Importante crocevia tra Occidente e Oriente, il castello di Otranto è in stretta relazione con la cinta muraria della città con cui forma un unico apparato difensivo.

Il castello aragonese porta il nome della casata che si occupò della ricostruzione dopo l’attacco sferrato dai turchi nel 1480. Fu, infatti, sotto il duca Alfonso D’Aragona che nel 1481 il castello completamente recuperato. Tuttavia, della fase aragonese rimangono solo un torrione e parte delle mura. 

L’aspetto attuale del maniero si deve ai viceré spagnoli, che ne fecero un vero e proprio capolavoro di architettura militare: opere di difesa straordinaria furono attuate nel 1535 da Don Pedro di Toledo, di cui rimane lo stemma sul portale d’ingresso e sulla cortina esterna. I due bastioni poligonali aggiunti nel 1578 sul versante rivolto al mare, inglobarono il preesistente bastione aragonese. 

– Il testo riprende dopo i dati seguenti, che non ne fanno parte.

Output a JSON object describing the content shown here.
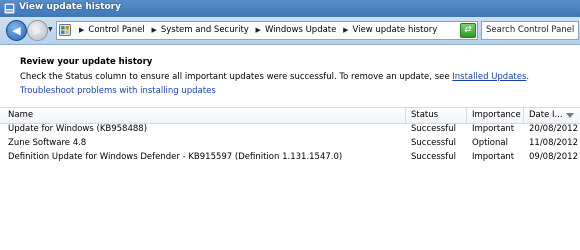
{
  "window": {
    "title": "View update history"
  },
  "address": {
    "crumbs": [
      "Control Panel",
      "System and Security",
      "Windows Update",
      "View update history"
    ],
    "search_placeholder": "Search Control Panel"
  },
  "content": {
    "heading": "Review your update history",
    "instruction": "Check the Status column to ensure all important updates were successful. To remove an update, see ",
    "installed_updates_link": "Installed Updates",
    "instruction_end": ".",
    "troubleshoot_link": "Troubleshoot problems with installing updates"
  },
  "table": {
    "columns": {
      "name": "Name",
      "status": "Status",
      "importance": "Importance",
      "date": "Date I..."
    },
    "rows": [
      {
        "name": "Update for Windows (KB958488)",
        "status": "Successful",
        "importance": "Important",
        "date": "20/08/2012"
      },
      {
        "name": "Zune Software 4.8",
        "status": "Successful",
        "importance": "Optional",
        "date": "11/08/2012"
      },
      {
        "name": "Definition Update for Windows Defender - KB915597 (Definition 1.131.1547.0)",
        "status": "Successful",
        "importance": "Important",
        "date": "09/08/2012"
      }
    ]
  }
}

Oggi il fortilizio si presenta a pianta pentagonale, circondato da un ampio fossato e scandito da quattro torri: tre circolari in carparo e una con la punta protesa verso il mare; sul quinto lato, scoperto, si apre il ponte levatoio. Bellissimo da visitare, il castello attualmente è la sede di mostre d’arte temporanee e permanenti sulla storia locale e sulla Grotta dei Cervi di grande rilievo culturale.

CURIOSITA’ – Il castello diede il nome al primo romanzo gotico della storia, “The castle of Otranto”, scritto da Horace Walpole nel 1764.